Pitbull shrugged. “They’re decent guys, with families. They put up with Hennesy because they don’t see an alternative. If they get one, get a chance to stop it, I think they’d be happy for it. Especially if one of them got the star instead of Hennesy.”
Ali nodded, and Alejandro could see her thinking as she stood there, staring off. “And if Hennesy were gone, and we had some actual law protection in this town, the Diablos would need to find another place to cross the border. Am I right?”
Alejandro saw where she was going, and nodded. “Yeah. Yeah, baby, they would.”
“All right, then. You men figure out what to say to the Diablos without getting yourselves killed. I’ll deal with Hennesy.”
He glanced back at his men, and saw them both grinning. “You gonna make her official or what, Shakespeare?” Pitbull asked.
“Yeah, Prez. We gonna start calling her Prospect next?”
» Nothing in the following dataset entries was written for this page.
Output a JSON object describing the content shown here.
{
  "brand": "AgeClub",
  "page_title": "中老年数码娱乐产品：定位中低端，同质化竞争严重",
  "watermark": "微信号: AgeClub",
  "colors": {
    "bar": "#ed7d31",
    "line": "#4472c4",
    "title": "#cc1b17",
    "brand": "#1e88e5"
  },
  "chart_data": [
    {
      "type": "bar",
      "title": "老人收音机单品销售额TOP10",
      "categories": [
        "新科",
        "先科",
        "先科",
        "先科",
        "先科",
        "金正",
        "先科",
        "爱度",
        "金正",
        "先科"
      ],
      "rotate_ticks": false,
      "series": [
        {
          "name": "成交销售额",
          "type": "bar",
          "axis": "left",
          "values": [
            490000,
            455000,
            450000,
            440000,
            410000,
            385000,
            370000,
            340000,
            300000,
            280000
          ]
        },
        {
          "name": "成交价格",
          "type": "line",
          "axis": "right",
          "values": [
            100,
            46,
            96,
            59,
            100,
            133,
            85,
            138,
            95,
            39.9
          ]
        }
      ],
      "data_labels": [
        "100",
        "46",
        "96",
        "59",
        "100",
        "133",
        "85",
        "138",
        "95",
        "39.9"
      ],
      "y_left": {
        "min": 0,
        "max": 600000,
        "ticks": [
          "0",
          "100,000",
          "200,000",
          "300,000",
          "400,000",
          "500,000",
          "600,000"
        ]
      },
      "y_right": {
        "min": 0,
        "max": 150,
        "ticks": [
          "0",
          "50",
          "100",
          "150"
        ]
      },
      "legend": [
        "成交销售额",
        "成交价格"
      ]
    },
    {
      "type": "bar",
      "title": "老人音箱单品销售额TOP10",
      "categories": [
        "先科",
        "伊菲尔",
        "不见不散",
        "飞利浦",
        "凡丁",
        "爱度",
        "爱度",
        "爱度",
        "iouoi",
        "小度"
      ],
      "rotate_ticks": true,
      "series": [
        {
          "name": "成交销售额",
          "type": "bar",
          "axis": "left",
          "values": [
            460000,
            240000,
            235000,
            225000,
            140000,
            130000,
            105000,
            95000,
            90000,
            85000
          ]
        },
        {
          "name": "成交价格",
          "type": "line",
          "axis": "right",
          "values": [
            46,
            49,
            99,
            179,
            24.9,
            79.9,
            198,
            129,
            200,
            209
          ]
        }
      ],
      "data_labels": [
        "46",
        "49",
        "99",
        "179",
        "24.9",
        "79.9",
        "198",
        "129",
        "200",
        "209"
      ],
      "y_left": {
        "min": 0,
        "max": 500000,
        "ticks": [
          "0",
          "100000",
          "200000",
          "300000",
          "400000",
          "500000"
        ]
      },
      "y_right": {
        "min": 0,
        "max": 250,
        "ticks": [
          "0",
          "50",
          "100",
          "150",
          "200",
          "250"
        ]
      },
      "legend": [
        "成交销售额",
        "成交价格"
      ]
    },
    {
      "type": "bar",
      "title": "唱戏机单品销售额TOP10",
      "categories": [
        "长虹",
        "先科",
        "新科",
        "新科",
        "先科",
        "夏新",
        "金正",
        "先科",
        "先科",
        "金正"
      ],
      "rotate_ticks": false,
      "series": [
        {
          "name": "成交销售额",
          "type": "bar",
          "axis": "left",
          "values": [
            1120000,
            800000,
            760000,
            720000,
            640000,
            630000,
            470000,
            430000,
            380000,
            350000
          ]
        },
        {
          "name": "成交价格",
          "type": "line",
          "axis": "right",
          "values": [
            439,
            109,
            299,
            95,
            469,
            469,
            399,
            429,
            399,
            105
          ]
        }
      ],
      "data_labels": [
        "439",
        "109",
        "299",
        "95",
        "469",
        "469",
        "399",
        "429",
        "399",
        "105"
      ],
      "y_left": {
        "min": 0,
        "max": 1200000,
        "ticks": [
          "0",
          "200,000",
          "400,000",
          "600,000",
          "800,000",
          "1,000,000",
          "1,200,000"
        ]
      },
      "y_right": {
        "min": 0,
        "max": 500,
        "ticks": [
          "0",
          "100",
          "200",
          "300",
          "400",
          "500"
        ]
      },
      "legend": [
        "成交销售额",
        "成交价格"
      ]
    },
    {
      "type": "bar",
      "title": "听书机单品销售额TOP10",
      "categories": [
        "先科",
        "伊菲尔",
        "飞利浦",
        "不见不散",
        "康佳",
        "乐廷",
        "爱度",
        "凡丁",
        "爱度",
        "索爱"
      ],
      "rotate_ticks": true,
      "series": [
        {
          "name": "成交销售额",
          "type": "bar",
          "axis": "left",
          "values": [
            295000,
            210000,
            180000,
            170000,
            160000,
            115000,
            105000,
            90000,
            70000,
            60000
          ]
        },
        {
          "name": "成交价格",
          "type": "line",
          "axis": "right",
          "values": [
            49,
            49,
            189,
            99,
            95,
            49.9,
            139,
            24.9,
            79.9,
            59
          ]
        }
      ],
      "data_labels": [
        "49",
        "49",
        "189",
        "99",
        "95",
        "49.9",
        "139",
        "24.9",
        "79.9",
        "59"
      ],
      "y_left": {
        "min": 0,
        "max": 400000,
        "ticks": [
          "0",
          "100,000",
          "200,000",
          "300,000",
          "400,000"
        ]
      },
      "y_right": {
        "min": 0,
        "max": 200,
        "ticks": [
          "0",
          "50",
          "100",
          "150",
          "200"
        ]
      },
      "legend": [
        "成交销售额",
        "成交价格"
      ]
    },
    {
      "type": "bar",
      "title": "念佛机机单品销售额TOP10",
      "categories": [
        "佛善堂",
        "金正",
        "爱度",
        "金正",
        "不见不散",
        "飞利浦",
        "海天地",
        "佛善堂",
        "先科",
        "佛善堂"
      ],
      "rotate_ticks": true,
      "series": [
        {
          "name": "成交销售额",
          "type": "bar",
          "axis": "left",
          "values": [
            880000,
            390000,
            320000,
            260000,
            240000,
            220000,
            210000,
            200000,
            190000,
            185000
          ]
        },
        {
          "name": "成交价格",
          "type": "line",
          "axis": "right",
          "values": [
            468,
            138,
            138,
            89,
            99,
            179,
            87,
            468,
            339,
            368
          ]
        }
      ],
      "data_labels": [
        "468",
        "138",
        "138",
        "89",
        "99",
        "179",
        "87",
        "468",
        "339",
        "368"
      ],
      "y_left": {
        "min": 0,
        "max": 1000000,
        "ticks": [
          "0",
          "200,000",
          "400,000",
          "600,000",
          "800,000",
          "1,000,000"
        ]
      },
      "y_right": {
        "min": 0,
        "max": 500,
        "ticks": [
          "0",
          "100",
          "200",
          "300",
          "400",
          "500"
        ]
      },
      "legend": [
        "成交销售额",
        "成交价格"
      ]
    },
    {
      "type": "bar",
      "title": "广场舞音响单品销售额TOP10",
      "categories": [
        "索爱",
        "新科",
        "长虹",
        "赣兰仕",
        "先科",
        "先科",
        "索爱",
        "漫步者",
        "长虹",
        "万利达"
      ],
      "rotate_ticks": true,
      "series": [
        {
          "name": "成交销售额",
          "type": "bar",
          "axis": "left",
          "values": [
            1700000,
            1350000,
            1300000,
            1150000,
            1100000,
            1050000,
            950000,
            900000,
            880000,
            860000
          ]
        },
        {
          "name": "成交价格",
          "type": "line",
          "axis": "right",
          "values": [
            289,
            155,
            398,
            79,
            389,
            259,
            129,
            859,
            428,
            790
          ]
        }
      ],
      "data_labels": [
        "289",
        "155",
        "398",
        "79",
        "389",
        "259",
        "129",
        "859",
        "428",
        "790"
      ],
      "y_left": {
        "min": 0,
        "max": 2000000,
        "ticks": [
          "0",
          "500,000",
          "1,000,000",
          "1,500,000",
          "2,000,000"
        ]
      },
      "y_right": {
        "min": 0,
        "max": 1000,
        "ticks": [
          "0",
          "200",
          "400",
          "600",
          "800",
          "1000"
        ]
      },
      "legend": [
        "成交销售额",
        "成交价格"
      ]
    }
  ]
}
He reached back and twined his fingers through Ali’s. She put on her thickest southern belle accent and giggled. “I just don’t have a thing to wear with a leather vest, boys, but you’re so kind to think of me.”
Pitbull and Zig laughed hard, and Ali joined them, a rumble coming up from her belly that felt more honest than anything he’d ever seen from her. Well, outside of the bedroom, anyway. He mouthed the word “mine” at her, and she nodded.
“All right, boys,” he said, turning back to the decimated remains of the force that had come to Arroyo Falls just a few months ago to sort out what should have been a simple handover. “Let’s start planning what to say to the Diablos.”
***
When everyone had eaten their fill, Ali excused herself. There were a few things she’d need to take care of before she could put her plan into action.
The first call she made was to Travis Lathrop. It killed her to say it, but the program was done for. Maybe somewhere else, she would’ve been able to expose what Bobby had done and show the townsfolk that the Padres Knights were good men, at the core, and rebuilt what she'd lost. But she couldn't bring herself to do it. Not here. There were too many memories. And a lot of them were good memories, strong memories, proud memories. Of growing up with her grandmother, of being loved by that old woman until the day she died. But some of them were of Bobby assaulting her, of losing her sense of self so fully that she'd almost married a man she didn't love, and of her parents pushing her to do it so that they could rise in the social standings of South Texas. And she couldn't do that. She couldn't be that woman any more.
The check Lathrop had given her had a phone number on it. She tried that first, and when she got his voicemail, she left him a simple message. "Mr. Lathrop, this is Ali Owens. I wanted you to know that my circumstances have changed, and I'm going to tear up this check. I'm not going to be able to move forward like I'd hoped. Thank you for your faith in me, sir, and I hope that everything goes well for you. Thank you." And she disconnected the call.
She had to spend a moment wiping away her tears before she could dial the next number.